Despite these carve-outs, the new AI provision received fierce opposition from a wide array of organizations and individuals, ranging from the International Longshore & Warehouse Union (“dangerous federal overreach”” Steve Bannon (“they’ll get all their dirty work done in the first five years.”)

This language is accompanied by a warning that exempted states laws may not place any restrictions. “undue or disproportionate burden” AI Systems or “automated decision systems.” Critics like Senator Maria Cantwell believe that the language of this provision is creating a problem because AI and algorithms are embedded into social media platforms. “a brand-new shield against litigation and state regulation.”

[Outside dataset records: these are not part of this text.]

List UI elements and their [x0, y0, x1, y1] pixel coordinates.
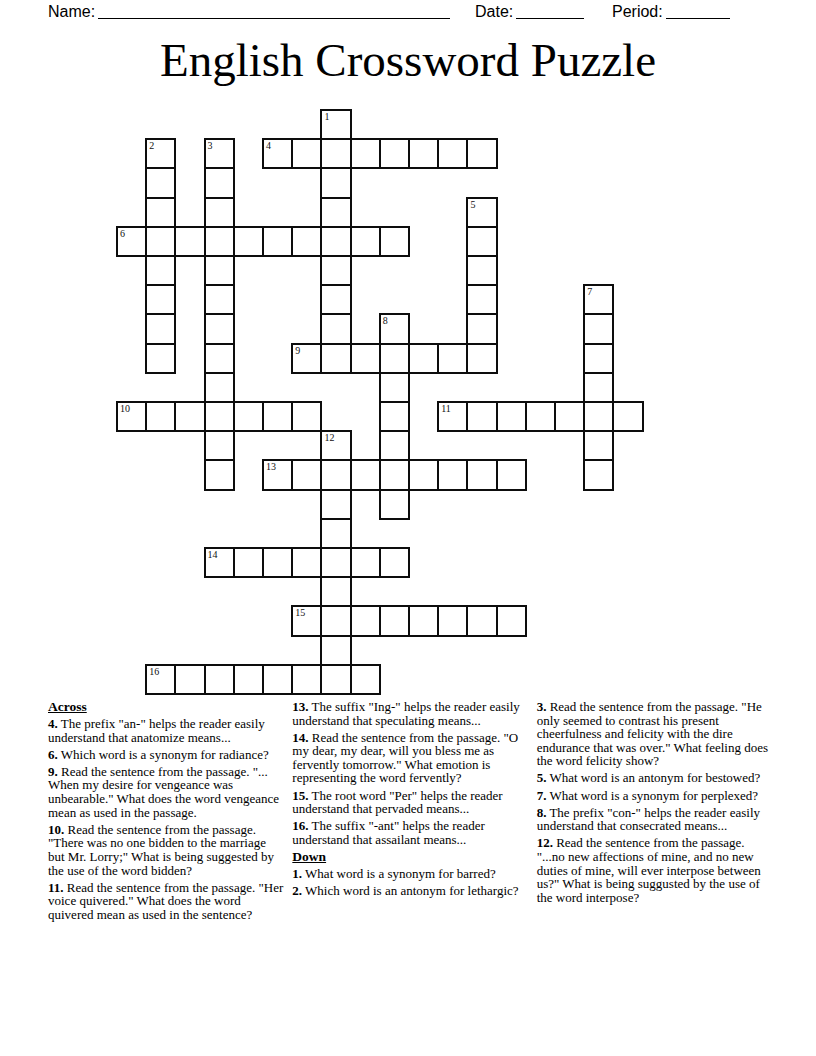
cell-r1c1[interactable]: 2 [145, 138, 176, 169]
cell-r4c3[interactable] [204, 226, 235, 257]
cell-r0c7[interactable]: 1 [320, 109, 351, 140]
date-label: Date: [475, 3, 513, 20]
clue-number-label: 1. [292, 866, 302, 881]
cell-r15c7[interactable] [320, 547, 351, 578]
cell-r10c11[interactable]: 11 [437, 401, 468, 432]
clue-number: 5 [470, 199, 475, 210]
cell-r3c7[interactable] [320, 197, 351, 228]
clue-12: 12. Read the sentence from the passage. … [537, 836, 772, 904]
clue-8: 8. The prefix "con-" helps the reader ea… [537, 806, 772, 833]
cell-r8c1[interactable] [145, 343, 176, 374]
clue-1: 1. What word is a synonym for barred? [292, 867, 527, 881]
cell-r8c9[interactable] [379, 343, 410, 374]
cell-r5c12[interactable] [466, 255, 497, 286]
clue-number: 7 [587, 286, 592, 297]
clue-number: 13 [266, 461, 276, 472]
clues-section: Across4. The prefix "an-" helps the read… [48, 700, 772, 925]
cell-r4c1[interactable] [145, 226, 176, 257]
cell-r15c9[interactable] [379, 547, 410, 578]
clue-3: 3. Read the sentence from the passage. "… [537, 700, 772, 768]
cell-r6c12[interactable] [466, 284, 497, 315]
clue-number-label: 4. [48, 716, 58, 731]
cell-r17c8[interactable] [350, 605, 381, 636]
cell-r17c11[interactable] [437, 605, 468, 636]
clue-9: 9. Read the sentence from the passage. "… [48, 765, 283, 819]
clue-column-3: 3. Read the sentence from the passage. "… [537, 700, 772, 925]
cell-r7c3[interactable] [204, 313, 235, 344]
clue-number: 1 [324, 111, 329, 122]
cell-r17c10[interactable] [408, 605, 439, 636]
clue-10: 10. Read the sentence from the passage. … [48, 823, 283, 877]
date-group: Date: [475, 3, 584, 21]
cell-r19c6[interactable] [291, 664, 322, 695]
cell-r1c9[interactable] [379, 138, 410, 169]
cell-r3c12[interactable]: 5 [466, 197, 497, 228]
cell-r13c7[interactable] [320, 489, 351, 520]
clue-number: 9 [295, 345, 300, 356]
clue-number: 16 [149, 666, 159, 677]
cell-r15c6[interactable] [291, 547, 322, 578]
clue-number-label: 14. [292, 730, 308, 745]
cell-r12c5[interactable]: 13 [262, 459, 293, 490]
cell-r10c0[interactable]: 10 [116, 401, 147, 432]
clue-number-label: 13. [292, 699, 308, 714]
cell-r10c6[interactable] [291, 401, 322, 432]
clue-number-label: 10. [48, 822, 64, 837]
cell-r1c12[interactable] [466, 138, 497, 169]
cell-r12c11[interactable] [437, 459, 468, 490]
cell-r1c3[interactable]: 3 [204, 138, 235, 169]
cell-r7c9[interactable]: 8 [379, 313, 410, 344]
clue-14: 14. Read the sentence from the passage. … [292, 731, 527, 785]
cell-r12c9[interactable] [379, 459, 410, 490]
cell-r17c9[interactable] [379, 605, 410, 636]
cell-r11c7[interactable]: 12 [320, 430, 351, 461]
clue-number: 14 [208, 549, 218, 560]
cell-r3c3[interactable] [204, 197, 235, 228]
cell-r12c8[interactable] [350, 459, 381, 490]
clue-number: 10 [120, 403, 130, 414]
cell-r4c9[interactable] [379, 226, 410, 257]
cell-r4c5[interactable] [262, 226, 293, 257]
date-field-line[interactable] [516, 3, 584, 19]
cell-r19c2[interactable] [174, 664, 205, 695]
clue-13: 13. The suffix "Ing-" helps the reader e… [292, 700, 527, 727]
cell-r8c7[interactable] [320, 343, 351, 374]
cell-r10c13[interactable] [496, 401, 527, 432]
clue-4: 4. The prefix "an-" helps the reader eas… [48, 717, 283, 744]
cell-r1c5[interactable]: 4 [262, 138, 293, 169]
cell-r9c16[interactable] [583, 372, 614, 403]
cell-r9c3[interactable] [204, 372, 235, 403]
cell-r9c9[interactable] [379, 372, 410, 403]
crossword-grid: 12345678910111213141516 [117, 110, 645, 696]
cell-r10c4[interactable] [233, 401, 264, 432]
cell-r10c2[interactable] [174, 401, 205, 432]
cell-r4c12[interactable] [466, 226, 497, 257]
name-field-line[interactable] [98, 3, 450, 19]
clue-number: 4 [266, 140, 271, 151]
clue-list-header-down: Down [292, 850, 527, 864]
clue-number-label: 9. [48, 764, 58, 779]
cell-r5c7[interactable] [320, 255, 351, 286]
cell-r1c11[interactable] [437, 138, 468, 169]
worksheet-header: Name: Date: Period: [0, 3, 816, 27]
clue-number: 8 [383, 315, 388, 326]
cell-r5c1[interactable] [145, 255, 176, 286]
clue-number: 12 [324, 432, 334, 443]
clue-15: 15. The root word "Per" helps the reader… [292, 789, 527, 816]
cell-r19c7[interactable] [320, 664, 351, 695]
clue-2: 2. Which word is an antonym for lethargi… [292, 884, 527, 898]
cell-r2c7[interactable] [320, 167, 351, 198]
cell-r15c8[interactable] [350, 547, 381, 578]
clue-number-label: 12. [537, 835, 553, 850]
cell-r6c16[interactable]: 7 [583, 284, 614, 315]
cell-r17c12[interactable] [466, 605, 497, 636]
cell-r8c10[interactable] [408, 343, 439, 374]
cell-r19c5[interactable] [262, 664, 293, 695]
cell-r10c5[interactable] [262, 401, 293, 432]
clue-number-label: 11. [48, 880, 64, 895]
cell-r12c7[interactable] [320, 459, 351, 490]
cell-r12c16[interactable] [583, 459, 614, 490]
name-group: Name: [48, 3, 450, 21]
clue-number: 15 [295, 607, 305, 618]
cell-r14c7[interactable] [320, 518, 351, 549]
cell-r8c11[interactable] [437, 343, 468, 374]
cell-r10c1[interactable] [145, 401, 176, 432]
clue-number: 2 [149, 140, 154, 151]
cell-r7c12[interactable] [466, 313, 497, 344]
cell-r17c6[interactable]: 15 [291, 605, 322, 636]
clue-number-label: 16. [292, 818, 308, 833]
clue-number-label: 7. [537, 788, 547, 803]
cell-r17c7[interactable] [320, 605, 351, 636]
period-label: Period: [612, 3, 663, 20]
clue-number-label: 3. [537, 699, 547, 714]
cell-r12c3[interactable] [204, 459, 235, 490]
clue-number-label: 2. [292, 883, 302, 898]
page-title: English Crossword Puzzle [0, 33, 816, 87]
cell-r19c3[interactable] [204, 664, 235, 695]
clue-16: 16. The suffix "-ant" helps the reader u… [292, 819, 527, 846]
cell-r1c10[interactable] [408, 138, 439, 169]
cell-r12c6[interactable] [291, 459, 322, 490]
cell-r15c4[interactable] [233, 547, 264, 578]
cell-r4c2[interactable] [174, 226, 205, 257]
cell-r1c6[interactable] [291, 138, 322, 169]
clue-7: 7. What word is a synonym for perplexed? [537, 789, 772, 803]
cell-r2c1[interactable] [145, 167, 176, 198]
cell-r10c3[interactable] [204, 401, 235, 432]
cell-r16c7[interactable] [320, 576, 351, 607]
cell-r10c9[interactable] [379, 401, 410, 432]
cell-r11c16[interactable] [583, 430, 614, 461]
cell-r12c13[interactable] [496, 459, 527, 490]
clue-5: 5. What word is an antonym for bestowed? [537, 771, 772, 785]
cell-r8c6[interactable]: 9 [291, 343, 322, 374]
cell-r6c7[interactable] [320, 284, 351, 315]
cell-r5c3[interactable] [204, 255, 235, 286]
cell-r6c1[interactable] [145, 284, 176, 315]
clue-column-1: Across4. The prefix "an-" helps the read… [48, 700, 283, 925]
clue-number: 11 [441, 403, 451, 414]
cell-r1c8[interactable] [350, 138, 381, 169]
clue-number-label: 5. [537, 770, 547, 785]
clue-number-label: 6. [48, 747, 58, 762]
cell-r3c1[interactable] [145, 197, 176, 228]
cell-r7c16[interactable] [583, 313, 614, 344]
cell-r13c9[interactable] [379, 489, 410, 520]
cell-r4c0[interactable]: 6 [116, 226, 147, 257]
clue-11: 11. Read the sentence from the passage. … [48, 881, 283, 922]
cell-r19c1[interactable]: 16 [145, 664, 176, 695]
cell-r11c9[interactable] [379, 430, 410, 461]
cell-r4c6[interactable] [291, 226, 322, 257]
cell-r12c10[interactable] [408, 459, 439, 490]
clue-column-2: 13. The suffix "Ing-" helps the reader e… [292, 700, 527, 925]
clue-number-label: 15. [292, 788, 308, 803]
clue-number: 6 [120, 228, 125, 239]
cell-r8c8[interactable] [350, 343, 381, 374]
clue-number-label: 8. [537, 805, 547, 820]
period-group: Period: [612, 3, 730, 21]
clue-list-header-across: Across [48, 700, 283, 714]
cell-r8c12[interactable] [466, 343, 497, 374]
clue-6: 6. Which word is a synonym for radiance? [48, 748, 283, 762]
cell-r8c3[interactable] [204, 343, 235, 374]
cell-r2c3[interactable] [204, 167, 235, 198]
cell-r10c15[interactable] [554, 401, 585, 432]
cell-r15c3[interactable]: 14 [204, 547, 235, 578]
cell-r7c7[interactable] [320, 313, 351, 344]
cell-r15c5[interactable] [262, 547, 293, 578]
cell-r19c4[interactable] [233, 664, 264, 695]
cell-r4c7[interactable] [320, 226, 351, 257]
cell-r10c17[interactable] [612, 401, 643, 432]
period-field-line[interactable] [666, 3, 730, 19]
cell-r1c7[interactable] [320, 138, 351, 169]
name-label: Name: [48, 3, 95, 20]
cell-r19c8[interactable] [350, 664, 381, 695]
cell-r7c1[interactable] [145, 313, 176, 344]
cell-r10c16[interactable] [583, 401, 614, 432]
cell-r10c12[interactable] [466, 401, 497, 432]
cell-r8c16[interactable] [583, 343, 614, 374]
cell-r4c8[interactable] [350, 226, 381, 257]
cell-r10c14[interactable] [525, 401, 556, 432]
cell-r12c12[interactable] [466, 459, 497, 490]
cell-r6c3[interactable] [204, 284, 235, 315]
cell-r11c3[interactable] [204, 430, 235, 461]
cell-r4c4[interactable] [233, 226, 264, 257]
cell-r17c13[interactable] [496, 605, 527, 636]
cell-r18c7[interactable] [320, 635, 351, 666]
clue-number: 3 [208, 140, 213, 151]
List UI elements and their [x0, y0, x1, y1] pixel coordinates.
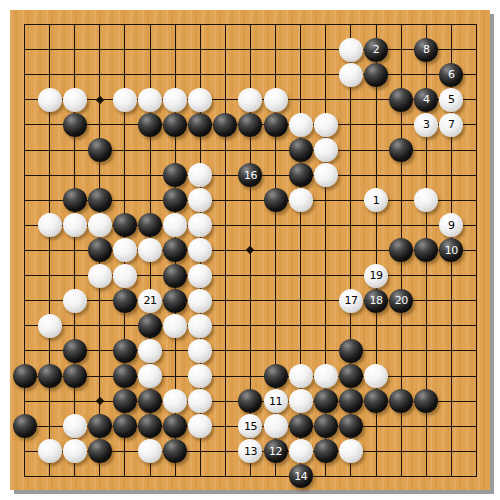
- stone-white: [188, 289, 212, 313]
- stone-white-move-11: 11: [264, 389, 288, 413]
- stone-white: [188, 264, 212, 288]
- stone-white: [38, 439, 62, 463]
- stone-white: [38, 314, 62, 338]
- stone-black-move-4: 4: [414, 88, 438, 112]
- stone-black: [364, 389, 388, 413]
- stone-white: [138, 364, 162, 388]
- stone-white: [339, 38, 363, 62]
- stone-black-move-2: 2: [364, 38, 388, 62]
- stone-black: [339, 414, 363, 438]
- stone-black: [389, 88, 413, 112]
- stone-black: [88, 138, 112, 162]
- stone-white: [63, 213, 87, 237]
- stone-black: [13, 414, 37, 438]
- stone-black-move-14: 14: [289, 464, 313, 488]
- stone-white: [188, 314, 212, 338]
- stone-black: [264, 364, 288, 388]
- stone-white: [314, 113, 338, 137]
- stone-white: [113, 88, 137, 112]
- stone-black: [289, 163, 313, 187]
- stone-white: [63, 289, 87, 313]
- stone-black: [289, 138, 313, 162]
- stone-white-move-21: 21: [138, 289, 162, 313]
- stone-white: [314, 138, 338, 162]
- stone-black: [13, 364, 37, 388]
- stone-black: [289, 414, 313, 438]
- stone-white: [138, 88, 162, 112]
- stone-white: [289, 439, 313, 463]
- stone-black: [113, 364, 137, 388]
- stone-black-move-6: 6: [439, 63, 463, 87]
- stone-black: [389, 138, 413, 162]
- stone-black: [138, 389, 162, 413]
- stone-black: [314, 414, 338, 438]
- stone-white: [289, 364, 313, 388]
- stone-black: [163, 113, 187, 137]
- stone-black: [138, 113, 162, 137]
- stone-white-move-17: 17: [339, 289, 363, 313]
- stone-black: [314, 439, 338, 463]
- stone-black: [163, 289, 187, 313]
- stone-black: [63, 339, 87, 363]
- stone-black: [63, 364, 87, 388]
- stone-white: [63, 439, 87, 463]
- stone-white: [314, 163, 338, 187]
- stone-black: [88, 188, 112, 212]
- stone-black: [339, 389, 363, 413]
- stone-white: [289, 389, 313, 413]
- stone-black-move-20: 20: [389, 289, 413, 313]
- stone-black: [364, 63, 388, 87]
- stone-white: [289, 188, 313, 212]
- stone-black: [314, 389, 338, 413]
- stone-white: [138, 339, 162, 363]
- stone-black-move-18: 18: [364, 289, 388, 313]
- stone-white-move-19: 19: [364, 264, 388, 288]
- stone-white: [289, 113, 313, 137]
- stone-white: [264, 88, 288, 112]
- stone-white: [364, 364, 388, 388]
- stone-white: [314, 364, 338, 388]
- stone-white: [113, 264, 137, 288]
- stone-black-move-8: 8: [414, 38, 438, 62]
- stone-black: [38, 364, 62, 388]
- go-board[interactable]: 286453716191019211718201115131214: [10, 10, 490, 490]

Many legal and advocacy experts, who are focused on this issue, such as kid safety, believe that the AI provision is still extremely damaging. Danny Weiss says the current version remains harmful. “extremely sweeping” The following are some examples of how to get started: “could affect almost every effort to regulate tech with regards to safety” Because of excessive burden.

artificial intelligence donald trump government politics
Share. Facebook Twitter LinkedIn Email
Avatar
Gavin Wallace

Related Posts

Your Favorite AI Gay Thirst Traps: The Men Behind them

24/04/2026

Stanford Students Wait in Line to Hear From Silicon Valley Royalty at ‘AI Coachella’

23/04/2026

Sam Altman’s Orb Company promoted a Bruno Mars partnership that didn’t exist

22/04/2026

Some of them Were Scary Good. They were all pretty scary.

22/04/2026
Top News

OpenAI’s Chief Communication Officer is Leaving the Company

OpenAI Ramps Robotics in the Race for AGI

Biden Administration Report on AI Safety Unpublished

Price Increases Are Driven by Algorithms According to Game Theory

Gear News of the week: Another AI Browser and Fujifilm’s X-T30 III debut.

Load More
AI-Trends.Today

Your daily source of AI news and trends. Stay up to date with everything AI and automation!

X (Twitter) Instagram
Top Insights

Google DeepMind finds a fundamental bug in RAG: embedding limits break retrieval at scale

04/09/2025

Matthew Prince: AI Companies Must Pay For Their Sins

16/09/2025
Latest News

OpenAI Releases GPT-5.5, a Absolutely Retrained Agentic Mannequin That Scores 82.7% on Terminal-Bench 2.0 and 84.9% on GDPval

24/04/2026

Your Favorite AI Gay Thirst Traps: The Men Behind them

24/04/2026
X (Twitter) Instagram
  • Privacy Policy
  • Contact Us
  • Terms and Conditions
© 2026 AI-Trends.Today

Type above and press Enter to search. Press Esc to cancel.